Definitions of capitalism, communism, and socialism as used now are largely incoherent and formulated as pejoratives, with ideological motivations behind that on all sides. So, focus on state ownership, state control, state oversight, effective institutions, separation of powers (especially judicial from executive). Reform has always had better impacts than revolution, if there is an active civil society developing and proposing policy ideas, and enough social mobility in the face of crisees to get some implemented. Effective strategy for positive change has to be as much social as political, and we should focus on preventing erosion and slow cultivation of rights in good times, and dynamic abd vision led policy development for times of crisis, which may become the almost permanent state of our near-future. Historical economics has been based on ideas like independent rational agents only very recently being questioned in academia, by the likes of The Post Crash Economics Society and Jonathan Haidt-led The Heterodox Academy.
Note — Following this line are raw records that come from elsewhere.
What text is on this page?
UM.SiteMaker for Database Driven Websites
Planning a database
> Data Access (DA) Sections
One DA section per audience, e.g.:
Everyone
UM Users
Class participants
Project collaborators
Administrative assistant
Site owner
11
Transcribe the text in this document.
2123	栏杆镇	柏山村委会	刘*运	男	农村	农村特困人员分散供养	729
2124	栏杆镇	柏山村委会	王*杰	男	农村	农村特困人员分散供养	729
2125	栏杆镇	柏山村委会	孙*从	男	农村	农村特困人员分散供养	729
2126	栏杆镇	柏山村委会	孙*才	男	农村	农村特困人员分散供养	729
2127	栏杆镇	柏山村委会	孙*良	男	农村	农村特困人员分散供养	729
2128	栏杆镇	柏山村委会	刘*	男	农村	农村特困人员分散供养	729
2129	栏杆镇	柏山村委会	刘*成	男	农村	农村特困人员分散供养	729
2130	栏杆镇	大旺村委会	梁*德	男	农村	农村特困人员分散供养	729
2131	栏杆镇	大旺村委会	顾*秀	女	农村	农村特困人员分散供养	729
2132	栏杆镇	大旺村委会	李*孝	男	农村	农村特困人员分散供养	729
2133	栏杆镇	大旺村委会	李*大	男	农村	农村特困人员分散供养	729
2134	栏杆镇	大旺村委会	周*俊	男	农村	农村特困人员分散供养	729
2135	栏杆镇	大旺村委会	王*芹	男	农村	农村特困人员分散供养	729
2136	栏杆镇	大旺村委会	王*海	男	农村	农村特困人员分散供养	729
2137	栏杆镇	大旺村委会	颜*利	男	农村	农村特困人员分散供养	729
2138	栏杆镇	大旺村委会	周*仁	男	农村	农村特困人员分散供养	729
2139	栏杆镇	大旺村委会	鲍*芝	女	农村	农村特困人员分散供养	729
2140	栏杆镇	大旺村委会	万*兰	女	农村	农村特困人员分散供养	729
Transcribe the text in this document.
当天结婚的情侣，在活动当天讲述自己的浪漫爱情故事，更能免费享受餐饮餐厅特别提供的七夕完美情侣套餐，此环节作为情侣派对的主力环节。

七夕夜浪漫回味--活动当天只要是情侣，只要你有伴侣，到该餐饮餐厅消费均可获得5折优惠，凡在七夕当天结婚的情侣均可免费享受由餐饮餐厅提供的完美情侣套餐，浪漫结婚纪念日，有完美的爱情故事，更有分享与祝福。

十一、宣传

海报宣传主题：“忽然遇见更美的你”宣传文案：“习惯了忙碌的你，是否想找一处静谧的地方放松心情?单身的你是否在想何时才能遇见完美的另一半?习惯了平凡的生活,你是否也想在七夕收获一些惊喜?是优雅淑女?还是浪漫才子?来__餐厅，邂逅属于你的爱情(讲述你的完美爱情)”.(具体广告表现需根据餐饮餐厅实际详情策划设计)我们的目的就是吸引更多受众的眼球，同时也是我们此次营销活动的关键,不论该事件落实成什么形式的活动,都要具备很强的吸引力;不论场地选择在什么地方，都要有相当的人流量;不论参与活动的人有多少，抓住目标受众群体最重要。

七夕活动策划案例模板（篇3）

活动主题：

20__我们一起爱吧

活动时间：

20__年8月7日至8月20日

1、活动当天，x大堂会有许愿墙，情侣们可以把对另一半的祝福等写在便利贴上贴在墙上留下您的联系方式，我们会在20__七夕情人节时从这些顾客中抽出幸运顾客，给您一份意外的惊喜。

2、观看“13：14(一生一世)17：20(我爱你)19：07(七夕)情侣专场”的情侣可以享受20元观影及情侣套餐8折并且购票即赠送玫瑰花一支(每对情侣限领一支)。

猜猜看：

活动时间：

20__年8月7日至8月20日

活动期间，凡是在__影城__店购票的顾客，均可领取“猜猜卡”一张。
The failure of economic theory to predict or explain the 2008 crash will hopefully prove a key moment of change of and regrowth of, economic thinking from more fundamental principles. It has to be a crucial priority to move towards evidenced based policy and away from tribal-based values-led policy, though to do that we need powerful narratives that point towards strengthening rather than eroding existing bonds, sources of cohesion, and moral communities within our societies.
Apologies for not being more concise, this is by far my longest post on here. Well done anyone who made it through! Feedback will be gratefully received.